Nous fûmes rejoints et devancés par plusieurs transports du commerce affrétés par le département de la guerre. Rien n’était plus curieux que l’aspect de ces étroits vapeurs, déjà très élevés sur l’eau, et portant encore, montés sur les bastingages, dans les haubans, sur la dunette, accrochés aux manœuvres et perchés jusque sur le tambour en fer qui entoure le tuyau des fourneaux, des soldats de tous les régimens, riant, chantant, et saluant quand ils passaient près de nous. L’ensemble multicolore des uniformes produisait un effet singulier. Ces transports, écrasés sous le nombre de leurs passagers, ressemblaient à ces fruits énormes sur lesquels viennent s’abattre en bourdonnant des myriades de petites mouches diaprées qui reproduisent sous tant de couleurs différentes les rayons qu’elles reçoivent du soleil.

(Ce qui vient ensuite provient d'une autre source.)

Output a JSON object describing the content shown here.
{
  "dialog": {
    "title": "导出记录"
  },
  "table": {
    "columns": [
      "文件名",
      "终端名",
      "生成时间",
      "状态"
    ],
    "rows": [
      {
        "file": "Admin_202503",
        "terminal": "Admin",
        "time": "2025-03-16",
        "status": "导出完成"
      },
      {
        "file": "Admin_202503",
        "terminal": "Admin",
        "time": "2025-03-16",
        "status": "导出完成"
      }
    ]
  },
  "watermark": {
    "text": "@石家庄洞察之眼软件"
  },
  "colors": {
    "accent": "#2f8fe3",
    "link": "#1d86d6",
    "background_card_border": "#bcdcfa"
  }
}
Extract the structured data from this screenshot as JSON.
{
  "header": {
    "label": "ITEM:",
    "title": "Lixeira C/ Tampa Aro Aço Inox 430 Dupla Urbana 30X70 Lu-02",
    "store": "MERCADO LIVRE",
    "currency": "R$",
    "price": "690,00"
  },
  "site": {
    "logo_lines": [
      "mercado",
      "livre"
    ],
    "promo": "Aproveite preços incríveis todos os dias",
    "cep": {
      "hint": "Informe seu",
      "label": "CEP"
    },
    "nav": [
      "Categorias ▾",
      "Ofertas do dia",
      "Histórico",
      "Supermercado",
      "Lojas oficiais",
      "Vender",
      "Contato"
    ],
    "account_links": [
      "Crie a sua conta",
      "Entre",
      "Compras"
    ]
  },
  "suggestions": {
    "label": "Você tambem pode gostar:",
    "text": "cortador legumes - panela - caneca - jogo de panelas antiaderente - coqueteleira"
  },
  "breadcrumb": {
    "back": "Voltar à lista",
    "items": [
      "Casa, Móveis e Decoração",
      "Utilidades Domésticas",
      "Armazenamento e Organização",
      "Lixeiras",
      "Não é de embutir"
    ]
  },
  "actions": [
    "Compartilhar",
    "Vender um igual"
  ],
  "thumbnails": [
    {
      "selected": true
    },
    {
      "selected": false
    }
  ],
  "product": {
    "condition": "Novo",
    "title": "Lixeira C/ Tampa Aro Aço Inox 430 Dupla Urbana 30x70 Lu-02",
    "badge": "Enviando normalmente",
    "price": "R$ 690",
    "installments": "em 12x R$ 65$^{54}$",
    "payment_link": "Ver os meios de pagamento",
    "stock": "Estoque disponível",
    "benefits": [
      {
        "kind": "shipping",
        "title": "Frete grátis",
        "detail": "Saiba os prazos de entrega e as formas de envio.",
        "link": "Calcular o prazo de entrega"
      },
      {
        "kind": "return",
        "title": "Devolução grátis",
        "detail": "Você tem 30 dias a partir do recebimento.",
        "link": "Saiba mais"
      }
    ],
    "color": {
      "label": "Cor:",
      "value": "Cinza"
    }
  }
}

Nous rencontrâmes également des vaisseaux anglais chargés de troupes. Le vêtement pourpre dont l’Angleterre habille ses soldats formait au-dessus des lignes blanches à dentelures des batteries un large liston écarlate se reflétant dans la mer comme une longue traînée de sang.

L’Albatros fit un arrêt d’une heure environ à Milo, la première des îles de l’Archipel, pour prendre un pilote et déposer le cadavre du malheureux chauffeur. La Dévastation prit aussi son pilote. Les deux vieux routiers qui connaissaient par cœur l’Archipel mieux qu’un cocher de fiacre ne connaît les rues de Paris devaient s’attacher à nos destinées jusqu’à Beïcos.

En deux jours, nous avions franchi la mer Egée. Paros, Syra, Andros, Chio, Scyros, Lemnos et Ténédos furent bientôt derrière nous. Les deux bâtimens allaient maintenant s’engager dans le détroit des Dardanelles. Ce détroit offre quelques beaux sites, quelques belles campagnes qui reposent agréablement les yeux du spectacle un peu monotone des îles grisâtres qui parsèment l’Archipel. Ces îles, si belles à voir de loin, ne sont de près pour la plupart que des montagnes abandonnées, sans végétation aucune, couvertes du sommet à la base de terres volcaniques et pulvérulentes.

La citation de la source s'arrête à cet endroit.